Having significantly more distinct data points would further improve the designed model’s ability to generalise and make more accurate predictions. Understandably, the high-quality dataset was small but leaves room for improvement in future models. The struggle of any machine learning venture is robust data, and image and data inputs from diverse populations will need to be incorporated in future AD detection efforts.
The iMIND team took several measures to ensure that a primary challenge in machine learning, overfitting, was avoided.
Overfitting is when a model learns to associate ungeneralisable details with the output. More specifically, when the model associates a participant’s images, quantitative and patient data with the output rather than learning what features of the inputs across the entire dataset accurately contribute to the output.
Instead of creating a CNN feature extractor for each imaging modality, a modified, parsed ResNet18 was used, reducing the trainable weights to one-third of what they could have been. The team’s model was especially prone to overfitting because of the small dataset, which could cause the model to memorise the images associated with a certain output as opposed to learning the features of the inputs predictive of the output (AD or not AD).
Having fewer parameters reduces the possibility of overfitting when paired with techniques such as regularisation (penalises the learning of complex, noisy features), which the team employed. More data would enable the exploration of a larger model to assess whether a slight increase in complexity would improve overall accuracy in detecting AD without the issue of rapid overfitting on small datasets.
Future
Future steps for this CNN model would be to acquire a larger, more diverse population to ensure a greater density of sample points for the model to learn from, improving the model’s generalisability. Increasing the dataset with more high-quality images would yield the highest return on prediction accuracy and would additionally offer the ability to assess the benefits of an augmented model size.
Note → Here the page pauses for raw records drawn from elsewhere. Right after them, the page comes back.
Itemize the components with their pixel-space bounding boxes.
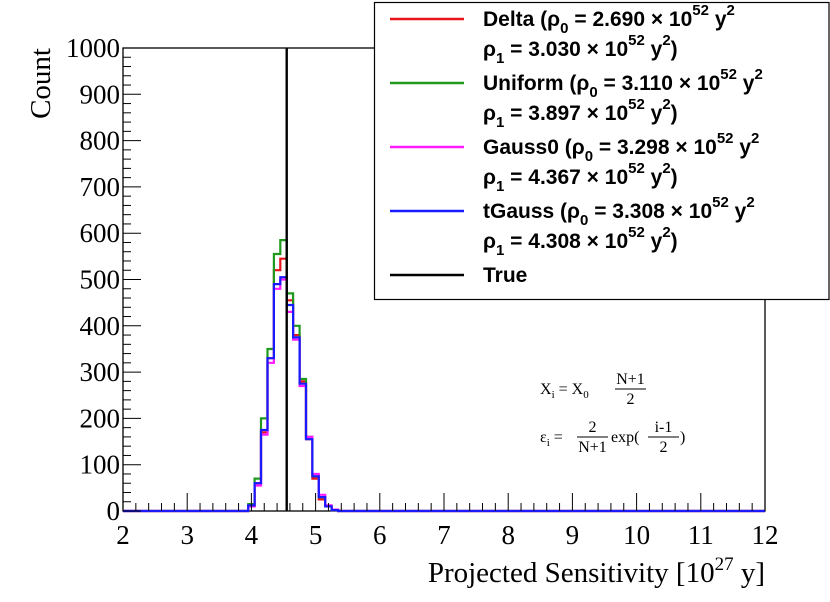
x-tick-label: 11 (688, 520, 714, 550)
legend-entry-delta-line2: ρ1 = 3.030 × 1052 y2) (483, 32, 678, 67)
y-tick-label: 900 (80, 79, 121, 109)
fraction-numerator: i-1 (655, 419, 673, 436)
x-tick-label: 2 (116, 520, 130, 550)
x-tick-label: 4 (245, 520, 259, 550)
formula-exp-fraction: i-12 (648, 419, 679, 456)
legend-entry-gauss0-line1: Gauss0 (ρ0 = 3.298 × 1052 y2 (483, 130, 759, 165)
legend-entry-true: True (483, 264, 527, 287)
fraction-denominator: 2 (627, 391, 635, 408)
y-tick-label: 500 (80, 265, 121, 295)
legend-box (373, 1, 830, 301)
y-tick-label: 100 (80, 450, 121, 480)
formula-x-i-fraction: N+12 (615, 371, 646, 408)
legend-entry-uniform-line1: Uniform (ρ0 = 3.110 × 1052 y2 (483, 66, 763, 101)
y-tick-label: 0 (107, 496, 121, 526)
x-tick-label: 8 (501, 520, 515, 550)
x-tick-label: 9 (566, 520, 580, 550)
fraction-denominator: 2 (660, 439, 668, 456)
formula-close-paren: ) (680, 429, 685, 446)
formula-x-i: Xi = X0 (540, 381, 589, 401)
x-tick-label: 3 (180, 520, 194, 550)
legend-entry-tgauss-line2: ρ1 = 4.308 × 1052 y2) (483, 224, 678, 259)
fraction-numerator: 2 (589, 419, 597, 436)
formula-epsilon-i-fraction: 2N+1 (577, 419, 608, 456)
y-tick-label: 300 (80, 357, 121, 387)
series-tgauss-histogram (123, 276, 765, 513)
y-tick-label: 1000 (66, 33, 120, 63)
y-axis-title: Count (25, 48, 57, 119)
series-gauss0-histogram (123, 278, 765, 513)
legend-entry-tgauss-line1: tGauss (ρ0 = 3.308 × 1052 y2 (483, 194, 755, 229)
legend-entry-delta-line1: Delta (ρ0 = 2.690 × 1052 y2 (483, 2, 735, 37)
x-tick-label: 12 (752, 520, 779, 550)
legend-entry-uniform-line2: ρ1 = 3.897 × 1052 y2) (483, 96, 678, 131)
formula-exp: exp( (611, 429, 639, 446)
x-tick-label: 10 (623, 520, 650, 550)
x-tick-label: 6 (373, 520, 387, 550)
y-tick-label: 400 (80, 311, 121, 341)
legend-entry-gauss0-line2: ρ1 = 4.367 × 1052 y2) (483, 160, 678, 195)
y-tick-label: 600 (80, 218, 121, 248)
fraction-numerator: N+1 (616, 371, 645, 388)
y-tick-label: 800 (80, 126, 121, 156)
formula-epsilon-i: εi = (540, 429, 563, 449)
fraction-denominator: N+1 (578, 439, 607, 456)
y-tick-label: 700 (80, 172, 121, 202)
x-tick-label: 7 (437, 520, 451, 550)
y-tick-label: 200 (80, 403, 121, 433)
x-axis-title: Projected Sensitivity [1027 y] (428, 554, 765, 589)
x-tick-label: 5 (309, 520, 323, 550)
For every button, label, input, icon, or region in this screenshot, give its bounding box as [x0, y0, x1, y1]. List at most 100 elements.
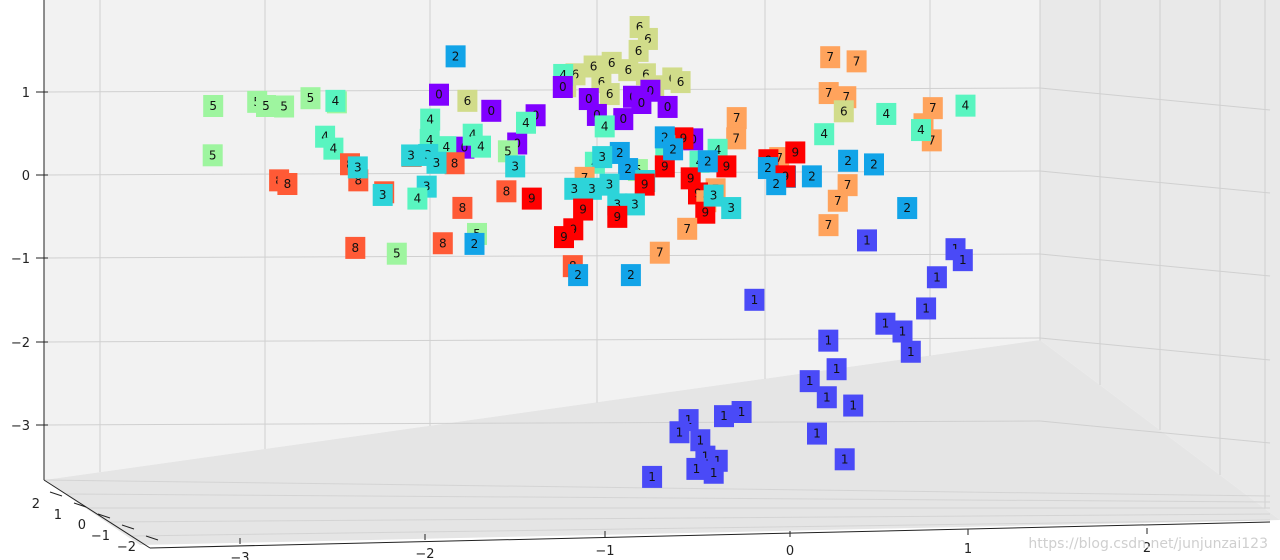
point-digit-1: 1: [816, 386, 837, 409]
point-digit-7: 7: [827, 189, 848, 212]
point-marker: [657, 95, 678, 118]
point-marker: [818, 82, 839, 105]
point-marker: [716, 155, 737, 178]
point-label: 3: [433, 156, 441, 170]
point-digit-4: 4: [814, 123, 835, 146]
y-axis-line: [43, 479, 151, 549]
point-label: 0: [487, 104, 495, 118]
point-marker: [552, 76, 573, 98]
point-label: 1: [922, 301, 930, 315]
point-marker: [703, 461, 724, 484]
point-digit-5: 5: [274, 95, 295, 118]
point-marker: [785, 141, 806, 164]
point-label: 4: [559, 68, 567, 82]
point-label: 9: [791, 145, 799, 159]
point-marker: [731, 401, 752, 423]
point-digit-4: 4: [955, 94, 976, 117]
point-label: 0: [664, 100, 672, 114]
point-label: 6: [598, 75, 606, 89]
point-label: 1: [833, 362, 841, 376]
point-digit-1: 1: [799, 370, 820, 393]
point-label: 1: [959, 253, 967, 267]
point-label: 3: [379, 188, 387, 202]
point-label: 0: [619, 112, 627, 126]
point-label: 5: [504, 144, 512, 158]
point-marker: [827, 189, 848, 212]
point-digit-3: 3: [401, 144, 422, 167]
point-marker: [864, 153, 884, 176]
point-marker: [703, 184, 724, 207]
floor-gridline: [131, 519, 1271, 537]
point-digit-6: 6: [618, 59, 639, 82]
point-label: 2: [574, 268, 582, 282]
point-label: 1: [751, 293, 759, 307]
point-marker: [256, 95, 276, 117]
point-label: 0: [461, 141, 469, 155]
point-label: 6: [636, 20, 644, 34]
point-marker: [452, 196, 473, 219]
point-label: 3: [354, 160, 362, 174]
point-label: 2: [452, 49, 460, 63]
point-marker: [834, 448, 855, 471]
point-digit-9: 9: [716, 155, 737, 178]
point-digit-2: 2: [464, 232, 485, 255]
point-label: 1: [693, 462, 701, 476]
point-marker: [695, 201, 716, 224]
point-marker: [401, 144, 422, 167]
point-marker: [897, 197, 918, 220]
point-label: 3: [570, 182, 578, 196]
z-gridline: [43, 337, 1041, 343]
point-digit-7: 7: [677, 217, 698, 240]
point-label: 6: [677, 75, 685, 89]
point-label: 7: [775, 151, 783, 165]
point-label: 8: [459, 201, 467, 215]
y-tick-label: −1: [91, 529, 110, 544]
point-label: 8: [503, 184, 511, 198]
point-digit-2: 2: [766, 173, 787, 196]
point-label: 1: [676, 425, 684, 439]
point-marker: [649, 241, 670, 264]
point-digit-7: 7: [726, 107, 747, 130]
point-label: 4: [414, 192, 422, 206]
point-marker: [202, 144, 223, 167]
point-label: 2: [471, 237, 479, 251]
point-label: 7: [683, 222, 691, 236]
point-marker: [426, 151, 447, 174]
y-tick-mark: [145, 535, 159, 541]
point-label: 0: [435, 88, 443, 102]
point-label: 3: [631, 197, 639, 211]
y-tick-label: 1: [54, 508, 62, 523]
point-label: 5: [209, 99, 217, 113]
point-digit-6: 6: [457, 89, 478, 112]
point-digit-2: 2: [568, 264, 589, 287]
point-digit-0: 0: [429, 83, 449, 106]
point-digit-1: 1: [900, 340, 921, 363]
data-points: 6666666666666775556555577464704700000446…: [202, 16, 976, 488]
point-marker: [838, 149, 859, 172]
point-label: 7: [825, 86, 833, 100]
point-digit-3: 3: [564, 177, 585, 200]
point-marker: [496, 180, 517, 203]
point-digit-3: 3: [599, 173, 620, 196]
point-marker: [464, 232, 485, 255]
point-label: 1: [806, 374, 814, 388]
point-label: 1: [907, 345, 915, 359]
point-marker: [618, 158, 639, 181]
point-label: 2: [661, 130, 669, 144]
point-digit-1: 1: [807, 422, 827, 445]
z-gridline: [43, 253, 1041, 259]
point-label: 5: [393, 247, 401, 261]
point-digit-3: 3: [372, 183, 393, 206]
point-digit-7: 7: [846, 50, 867, 73]
point-label: 7: [656, 246, 664, 260]
point-marker: [799, 370, 820, 393]
point-digit-2: 2: [618, 158, 639, 181]
point-digit-4: 4: [876, 102, 897, 125]
point-digit-8: 8: [432, 232, 453, 255]
point-label: 7: [826, 50, 834, 64]
point-digit-2: 2: [445, 45, 466, 68]
point-label: 1: [710, 466, 718, 480]
point-digit-0: 0: [631, 92, 652, 114]
point-marker: [952, 249, 973, 272]
point-digit-1: 1: [857, 229, 877, 252]
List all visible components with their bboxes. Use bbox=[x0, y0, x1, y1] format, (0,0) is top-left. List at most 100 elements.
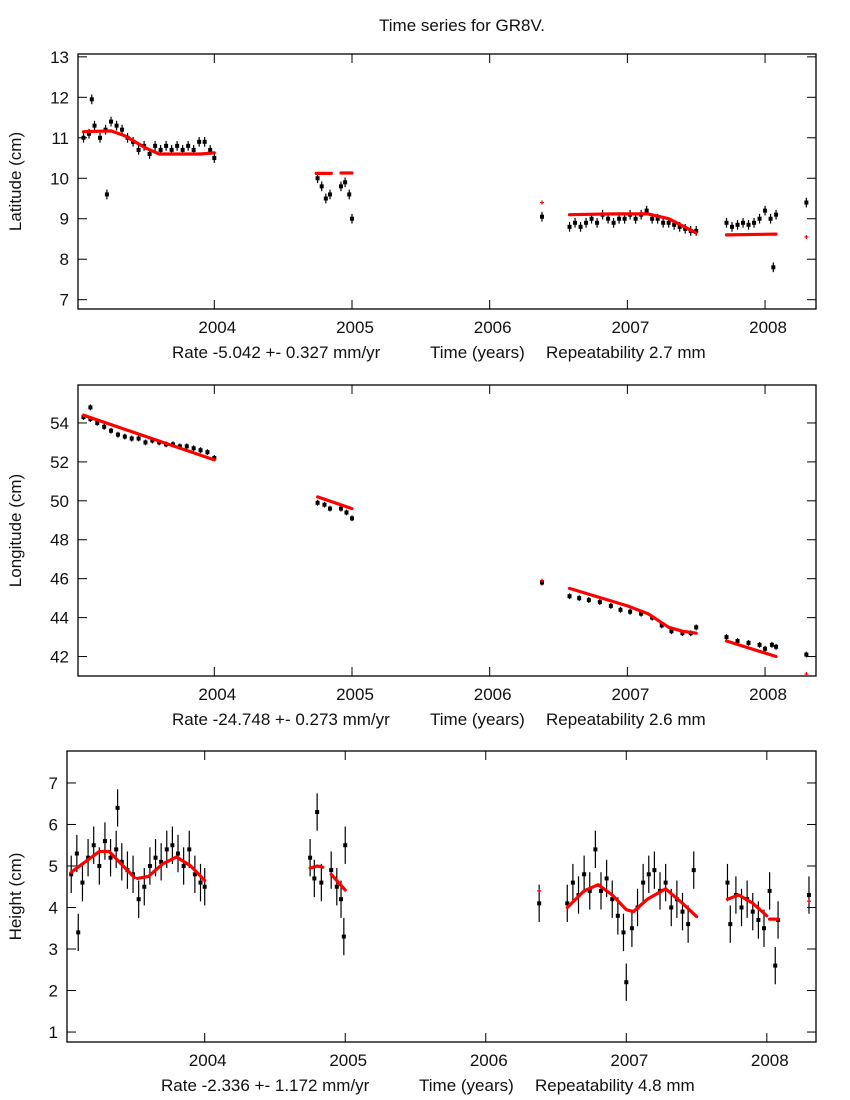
data-point bbox=[598, 888, 603, 893]
data-point bbox=[319, 880, 324, 885]
data-point bbox=[586, 598, 591, 603]
data-point bbox=[767, 888, 772, 893]
data-point bbox=[147, 863, 152, 868]
data-point bbox=[175, 143, 180, 148]
data-point bbox=[565, 901, 570, 906]
data-point bbox=[633, 216, 638, 221]
data-point bbox=[315, 500, 320, 505]
data-point bbox=[181, 863, 186, 868]
x-tick-label: 2007 bbox=[611, 318, 649, 337]
repeatability-label: Repeatability 2.7 mm bbox=[546, 343, 706, 362]
data-point bbox=[617, 216, 622, 221]
data-point bbox=[655, 216, 660, 221]
data-point bbox=[136, 436, 141, 441]
data-point bbox=[694, 228, 699, 233]
data-point bbox=[628, 609, 633, 614]
data-point bbox=[641, 880, 646, 885]
data-point bbox=[341, 934, 346, 939]
x-tick-label: 2006 bbox=[470, 1051, 508, 1070]
data-point bbox=[74, 851, 79, 856]
data-point bbox=[694, 625, 699, 630]
data-point bbox=[119, 859, 124, 864]
data-point bbox=[95, 420, 100, 425]
data-point bbox=[762, 926, 767, 931]
data-point bbox=[577, 596, 582, 601]
y-tick-label: 48 bbox=[50, 531, 69, 550]
data-point bbox=[102, 839, 107, 844]
data-point bbox=[589, 216, 594, 221]
fit-point bbox=[537, 888, 542, 893]
data-point bbox=[197, 139, 202, 144]
data-point bbox=[115, 432, 120, 437]
fit-line bbox=[724, 639, 778, 659]
data-point bbox=[158, 147, 163, 152]
data-point bbox=[593, 847, 598, 852]
data-point bbox=[573, 220, 578, 225]
data-point bbox=[768, 216, 773, 221]
data-point bbox=[646, 872, 651, 877]
x-tick-label: 2005 bbox=[336, 318, 374, 337]
x-axis-label: Time (years) bbox=[419, 1076, 514, 1095]
y-tick-label: 52 bbox=[50, 453, 69, 472]
data-point bbox=[669, 905, 674, 910]
data-point bbox=[164, 847, 169, 852]
y-axis-label: Longitude (cm) bbox=[6, 474, 25, 587]
data-point bbox=[312, 876, 317, 881]
data-point bbox=[108, 855, 113, 860]
data-point bbox=[186, 143, 191, 148]
data-point bbox=[170, 843, 175, 848]
data-point bbox=[344, 510, 349, 515]
y-tick-label: 7 bbox=[49, 774, 58, 793]
y-tick-label: 46 bbox=[50, 570, 69, 589]
y-tick-label: 8 bbox=[60, 250, 69, 269]
y-tick-label: 2 bbox=[49, 982, 58, 1001]
rate-label: Rate -24.748 +- 0.273 mm/yr bbox=[172, 710, 390, 729]
plot-frame bbox=[66, 750, 817, 1043]
figure-title: Time series for GR8V. bbox=[379, 16, 545, 35]
x-tick-label: 2007 bbox=[610, 1051, 648, 1070]
data-point bbox=[771, 265, 776, 270]
data-point bbox=[153, 855, 158, 860]
fit-point bbox=[806, 899, 811, 904]
x-tick-label: 2004 bbox=[198, 685, 236, 704]
y-tick-label: 6 bbox=[49, 815, 58, 834]
fit-line bbox=[135, 855, 207, 883]
plot-frame bbox=[77, 384, 817, 677]
data-point bbox=[159, 859, 164, 864]
data-point bbox=[650, 216, 655, 221]
data-point bbox=[741, 220, 746, 225]
data-point bbox=[180, 147, 185, 152]
panel-height: 1 2 3 4 5 6 7 2004 2005 2006 2007 2008 Height (cm) Ra… bbox=[6, 750, 817, 1095]
panel-longitude: 42 44 46 48 50 52 54 2004 2005 2006 2007 2008 Longit… bbox=[6, 384, 817, 729]
y-tick-label: 5 bbox=[49, 857, 58, 876]
fit-line bbox=[69, 849, 137, 880]
data-point bbox=[212, 156, 217, 161]
data-point bbox=[143, 440, 148, 445]
data-point bbox=[728, 922, 733, 927]
data-point bbox=[109, 428, 114, 433]
data-point bbox=[669, 629, 674, 634]
data-point bbox=[756, 917, 761, 922]
repeatability-label: Repeatability 2.6 mm bbox=[546, 710, 706, 729]
data-point bbox=[750, 909, 755, 914]
data-point bbox=[724, 635, 729, 640]
fit-point bbox=[540, 200, 545, 205]
x-tick-label: 2004 bbox=[189, 1051, 227, 1070]
fit-line bbox=[329, 872, 347, 892]
data-point bbox=[136, 897, 141, 902]
fit-line bbox=[725, 893, 769, 918]
data-point bbox=[752, 220, 757, 225]
data-point bbox=[208, 147, 213, 152]
data-point bbox=[150, 438, 155, 443]
y-tick-label: 1 bbox=[49, 1023, 58, 1042]
data-point bbox=[666, 220, 671, 225]
fit-line bbox=[316, 495, 354, 511]
data-point bbox=[611, 220, 616, 225]
x-tick-label: 2004 bbox=[198, 318, 236, 337]
data-point bbox=[624, 980, 629, 985]
data-point bbox=[322, 502, 327, 507]
data-point bbox=[191, 147, 196, 152]
fit-line bbox=[308, 864, 325, 870]
data-point bbox=[122, 434, 127, 439]
data-point bbox=[308, 855, 313, 860]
Future efforts should focus on AD detection in patients with underlying conditions that also impact retinal imaging, such as diabetes and glaucoma, as well as using different imaging formats because image standardisation is still evolving across imaging platforms in ophthalmology.
Notably, the automation of quality assessment procedures is a crucial task to facilitating future endeavours, as manually determining the quality of images and filtering for high-quality images are time- and resource-intensive tasks.
Duke University’s interdisciplinary team at iMIND lab established the potential of machine learning to detect symptomatic AD and the ability to use retinal imaging paired with numerical and categorical data for the task. The effort yielded an important proof-of-concept model, expounding promise for AI application in this exciting field.